We also oppose the lengthening of the recertification period from the current 4 years to 6 years. In many instances, this longer period is likely to be too long a period between the thorough institutional reexaminations of the recertification process, especially as the Department continues to refine its monitoring efforts by relying to a lesser degree on program reviews and more on other processes, such as recertification. Moreover, if the rationale for the longer period between recertifications is burden reduction, the Department's new electronic recertification application is expected to streamline the recertification process for both institutions and the Department.
While the Administration strongly believes in promoting the active involvement of the public and the education community in the development of student financial aid regulations, we are seriously concerned, based on our prior experience with regulatory negotiation, that the bill's overbroad scope and unrealistic time requirements would actually impede effective collaboration. In addition, the bill's apparent requirements that all future title IV regulations, no matter how technical or urgent, be subject to negotiated rulemaking, would seriously distort regulatory efforts and resources away from the most important issues and generate unnecessary litigation, delay, and expense. We understand that amendments may be offered that would address many of the Administration's concerns, and look forward to working further with Congress to develop an effective regulatory negotiation provision that includes priorities that are needed to achieve both broad community involvement and timeliness. Excessive, inflexible requirements imposed by Congress on this process would not serve the Department's customers.
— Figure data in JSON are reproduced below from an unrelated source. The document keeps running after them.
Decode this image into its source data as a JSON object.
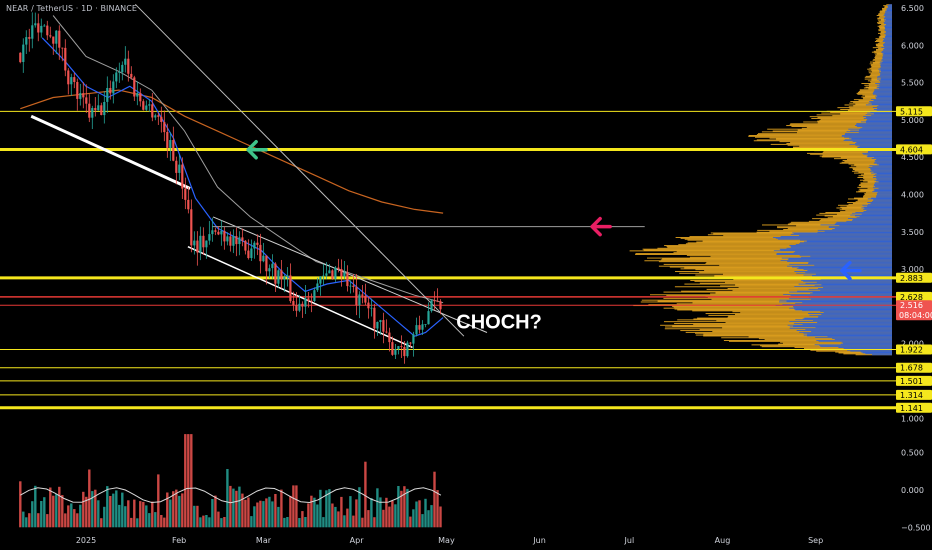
{
  "header": {
    "ticker_text": "NEAR / TetherUS · 1D · BINANCE"
  },
  "colors": {
    "background": "#000000",
    "up_candle": "#26a69a",
    "down_candle": "#ef5350",
    "level_yellow": "#f5e71d",
    "level_red": "#e53935",
    "ema_blue": "#2962ff",
    "ma_gray": "#9e9e9e",
    "ma_orange": "#c86420",
    "profile_gold": "#e3a31f",
    "profile_blue": "#2a5fd9",
    "arrow_green": "#3ec48a",
    "arrow_pink": "#e91e63",
    "arrow_blue": "#2962ff",
    "badge_last": "#ef5350"
  },
  "chart_data": {
    "type": "candlestick",
    "price_axis_ticks": [
      "6.500",
      "6.000",
      "5.500",
      "5.000",
      "4.500",
      "4.000",
      "3.500",
      "3.000",
      "2.500",
      "2.000",
      "1.500",
      "1.000"
    ],
    "volume_axis_ticks": [
      "0.500",
      "0.000",
      "−0.500"
    ],
    "x_axis_labels": [
      {
        "label": "2025",
        "t": 2025.0
      },
      {
        "label": "Feb",
        "t": 2025.085
      },
      {
        "label": "Mar",
        "t": 2025.162
      },
      {
        "label": "Apr",
        "t": 2025.247
      },
      {
        "label": "May",
        "t": 2025.329
      },
      {
        "label": "Jun",
        "t": 2025.414
      },
      {
        "label": "Jul",
        "t": 2025.496
      },
      {
        "label": "Aug",
        "t": 2025.581
      },
      {
        "label": "Sep",
        "t": 2025.666
      }
    ],
    "price_path": [
      [
        2024.94,
        5.9
      ],
      [
        2024.955,
        6.3
      ],
      [
        2024.965,
        6.25
      ],
      [
        2024.975,
        6.05
      ],
      [
        2024.985,
        5.55
      ],
      [
        2024.995,
        5.25
      ],
      [
        2025.005,
        5.05
      ],
      [
        2025.015,
        5.15
      ],
      [
        2025.025,
        5.55
      ],
      [
        2025.035,
        5.85
      ],
      [
        2025.045,
        5.35
      ],
      [
        2025.055,
        5.2
      ],
      [
        2025.065,
        5.1
      ],
      [
        2025.075,
        4.7
      ],
      [
        2025.085,
        4.3
      ],
      [
        2025.092,
        3.95
      ],
      [
        2025.097,
        3.35
      ],
      [
        2025.105,
        3.35
      ],
      [
        2025.115,
        3.45
      ],
      [
        2025.125,
        3.5
      ],
      [
        2025.135,
        3.4
      ],
      [
        2025.145,
        3.2
      ],
      [
        2025.155,
        3.45
      ],
      [
        2025.162,
        3.1
      ],
      [
        2025.172,
        2.95
      ],
      [
        2025.182,
        2.85
      ],
      [
        2025.192,
        2.45
      ],
      [
        2025.2,
        2.65
      ],
      [
        2025.21,
        2.75
      ],
      [
        2025.22,
        2.9
      ],
      [
        2025.23,
        3.05
      ],
      [
        2025.24,
        2.8
      ],
      [
        2025.247,
        2.55
      ],
      [
        2025.257,
        2.5
      ],
      [
        2025.267,
        2.25
      ],
      [
        2025.277,
        1.95
      ],
      [
        2025.285,
        2.0
      ],
      [
        2025.292,
        1.95
      ],
      [
        2025.3,
        2.1
      ],
      [
        2025.31,
        2.35
      ],
      [
        2025.32,
        2.55
      ],
      [
        2025.326,
        2.52
      ]
    ],
    "lines": {
      "ema_blue": [
        [
          2024.96,
          6.1
        ],
        [
          2024.98,
          5.8
        ],
        [
          2025.0,
          5.45
        ],
        [
          2025.02,
          5.3
        ],
        [
          2025.04,
          5.45
        ],
        [
          2025.06,
          5.25
        ],
        [
          2025.08,
          4.75
        ],
        [
          2025.1,
          3.95
        ],
        [
          2025.12,
          3.55
        ],
        [
          2025.14,
          3.4
        ],
        [
          2025.16,
          3.25
        ],
        [
          2025.18,
          2.95
        ],
        [
          2025.2,
          2.7
        ],
        [
          2025.22,
          2.8
        ],
        [
          2025.24,
          2.85
        ],
        [
          2025.26,
          2.6
        ],
        [
          2025.28,
          2.35
        ],
        [
          2025.3,
          2.1
        ],
        [
          2025.31,
          2.15
        ],
        [
          2025.326,
          2.35
        ]
      ],
      "ma_gray": [
        [
          2024.97,
          6.4
        ],
        [
          2025.0,
          5.85
        ],
        [
          2025.03,
          5.65
        ],
        [
          2025.06,
          5.4
        ],
        [
          2025.09,
          4.85
        ],
        [
          2025.12,
          4.1
        ],
        [
          2025.15,
          3.7
        ],
        [
          2025.18,
          3.4
        ],
        [
          2025.21,
          3.1
        ],
        [
          2025.24,
          2.95
        ],
        [
          2025.27,
          2.8
        ],
        [
          2025.3,
          2.65
        ],
        [
          2025.326,
          2.55
        ]
      ],
      "ma_orange": [
        [
          2024.94,
          5.15
        ],
        [
          2024.97,
          5.3
        ],
        [
          2025.0,
          5.35
        ],
        [
          2025.03,
          5.4
        ],
        [
          2025.06,
          5.3
        ],
        [
          2025.09,
          5.05
        ],
        [
          2025.12,
          4.85
        ],
        [
          2025.15,
          4.65
        ],
        [
          2025.18,
          4.45
        ],
        [
          2025.21,
          4.25
        ],
        [
          2025.24,
          4.05
        ],
        [
          2025.27,
          3.9
        ],
        [
          2025.3,
          3.8
        ],
        [
          2025.326,
          3.75
        ]
      ],
      "upper_trend": [
        [
          2025.045,
          6.55
        ],
        [
          2025.345,
          2.1
        ]
      ],
      "trend_white_1": [
        [
          2024.95,
          5.05
        ],
        [
          2025.095,
          4.08
        ]
      ],
      "trend_white_2": [
        [
          2025.093,
          3.3
        ],
        [
          2025.298,
          1.95
        ]
      ],
      "trend_gray_3": [
        [
          2025.116,
          3.7
        ],
        [
          2025.366,
          2.15
        ]
      ],
      "resistance_ray": [
        [
          2025.115,
          3.57
        ],
        [
          2025.51,
          3.57
        ]
      ]
    },
    "horizontal_levels": [
      {
        "price": 5.115,
        "color": "level_yellow",
        "width": 1
      },
      {
        "price": 4.604,
        "color": "level_yellow",
        "width": 3
      },
      {
        "price": 2.883,
        "color": "level_yellow",
        "width": 3
      },
      {
        "price": 2.628,
        "color": "level_red",
        "width": 1.5
      },
      {
        "price": 2.516,
        "color": "level_red",
        "width": 1
      },
      {
        "price": 1.922,
        "color": "level_yellow",
        "width": 1
      },
      {
        "price": 1.678,
        "color": "level_yellow",
        "width": 1
      },
      {
        "price": 1.501,
        "color": "level_yellow",
        "width": 1
      },
      {
        "price": 1.314,
        "color": "level_yellow",
        "width": 1
      },
      {
        "price": 1.141,
        "color": "level_yellow",
        "width": 3
      }
    ],
    "price_badges": [
      {
        "text": "5.115",
        "price": 5.115,
        "bg": "#f5e71d",
        "fg": "#000000"
      },
      {
        "text": "4.604",
        "price": 4.604,
        "bg": "#f5e71d",
        "fg": "#000000"
      },
      {
        "text": "2.883",
        "price": 2.883,
        "bg": "#f5e71d",
        "fg": "#000000"
      },
      {
        "text": "2.628",
        "price": 2.628,
        "bg": "#f5e71d",
        "fg": "#000000"
      },
      {
        "text": "2.516",
        "price": 2.516,
        "bg": "#ef5350",
        "fg": "#ffffff"
      },
      {
        "text": "1.922",
        "price": 1.922,
        "bg": "#f5e71d",
        "fg": "#000000"
      },
      {
        "text": "1.678",
        "price": 1.678,
        "bg": "#f5e71d",
        "fg": "#000000"
      },
      {
        "text": "1.501",
        "price": 1.501,
        "bg": "#f5e71d",
        "fg": "#000000"
      },
      {
        "text": "1.314",
        "price": 1.314,
        "bg": "#f5e71d",
        "fg": "#000000"
      },
      {
        "text": "1.141",
        "price": 1.141,
        "bg": "#f5e71d",
        "fg": "#000000"
      }
    ],
    "countdown": "08:04:00",
    "annotations": [
      {
        "text": "CHOCH?",
        "t": 2025.338,
        "price": 2.3
      }
    ],
    "arrows": [
      {
        "t": 2025.148,
        "price": 4.6,
        "direction": "left",
        "color": "arrow_green"
      },
      {
        "t": 2025.462,
        "price": 3.57,
        "direction": "left",
        "color": "arrow_pink"
      },
      {
        "t": 2025.69,
        "price": 2.98,
        "direction": "left",
        "color": "arrow_blue"
      }
    ],
    "volume_profile_peaks": [
      [
        6.55,
        0.03
      ],
      [
        6.4,
        0.06
      ],
      [
        6.2,
        0.05
      ],
      [
        6.0,
        0.07
      ],
      [
        5.8,
        0.08
      ],
      [
        5.6,
        0.1
      ],
      [
        5.4,
        0.12
      ],
      [
        5.2,
        0.18
      ],
      [
        5.05,
        0.3
      ],
      [
        4.9,
        0.45
      ],
      [
        4.75,
        0.55
      ],
      [
        4.6,
        0.35
      ],
      [
        4.45,
        0.2
      ],
      [
        4.3,
        0.15
      ],
      [
        4.15,
        0.12
      ],
      [
        4.0,
        0.14
      ],
      [
        3.85,
        0.2
      ],
      [
        3.7,
        0.3
      ],
      [
        3.55,
        0.55
      ],
      [
        3.4,
        0.85
      ],
      [
        3.25,
        0.95
      ],
      [
        3.1,
        0.9
      ],
      [
        2.95,
        0.8
      ],
      [
        2.85,
        0.75
      ],
      [
        2.7,
        0.85
      ],
      [
        2.55,
        1.0
      ],
      [
        2.4,
        0.75
      ],
      [
        2.25,
        0.9
      ],
      [
        2.1,
        0.7
      ],
      [
        1.95,
        0.45
      ],
      [
        1.85,
        0.15
      ]
    ]
  }
}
Finally, we also oppose the provisions that would require the Secretary to conduct biennial reviews of regulations as overly intrusive on the Secretary's management of the Department.
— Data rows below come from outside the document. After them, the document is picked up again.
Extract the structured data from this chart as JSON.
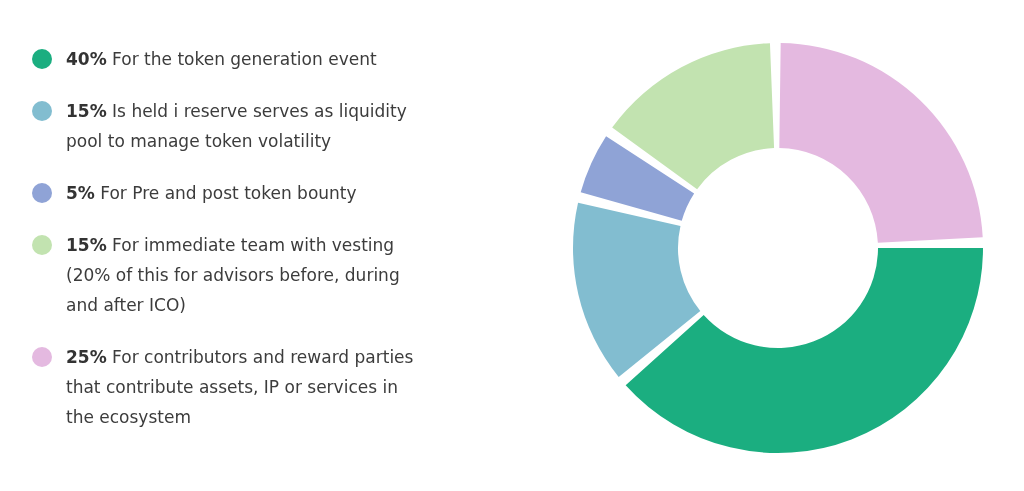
{
  "chart_data": {
    "type": "donut",
    "categories": [
      "40% For the token generation event",
      "15% Is held i reserve serves as liquidity pool to manage token volatility",
      "5% For Pre and post token bounty",
      "15% For immediate team with vesting (20% of this for advisors before, during and after ICO)",
      "25% For contributors and reward parties that contribute assets, IP or services in the ecosystem"
    ],
    "values": [
      40,
      15,
      5,
      15,
      25
    ],
    "colors": [
      "#1bae80",
      "#82bdd0",
      "#8fa3d6",
      "#c2e3b0",
      "#e4b9e0"
    ],
    "legend": "left"
  }
}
The Administration shares the goal of adopting a performance-based organization (PBO) for the administration of the student aid programs. We understand that there may be amendments offered to S. 1882 that, if added to the bill, would address most of the Administration's concerns about personnel and procurement flexibility for the PBO.
In addition, the Office of Government Ethics has advised that the one-year cooling off post-employment restrictions in 18 U.S.C. 207(c) might not apply to the Chief Operating Officer and would not apply to the senior managers of the PBO under S. 1882 as currently drafted.
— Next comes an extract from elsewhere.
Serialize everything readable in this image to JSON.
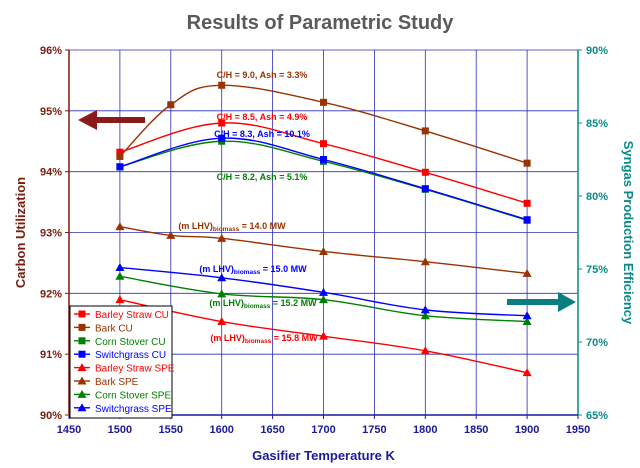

Advanced Placement Incentive Program
The Administration supports the reauthorization of the advanced placement incentive program, and would like to work with Congress to modify the program in order to encourage States to undertake activities, such as information dissemination, teacher training, and curriculum development, that would increase the participation of low-income students in advanced placement courses and exams.
Education of the Deaf Amendments of 1998
Finally, we are concerned with certain aspects of S. 1882's reauthorization of the Education of the Deaf Act, such as the change to the Federal endowment program provisions that would eliminate the requirement for each institution to reinvest 50 percent of its endowment income. This change would mean that no funds would have to be reinvested. One of the primary purposes of the Endowment Grant program is to create permanent, and increasing, sources of funds for enrichment activities and special projects. This purpose is compromised if there is no requirement for the funds to grow.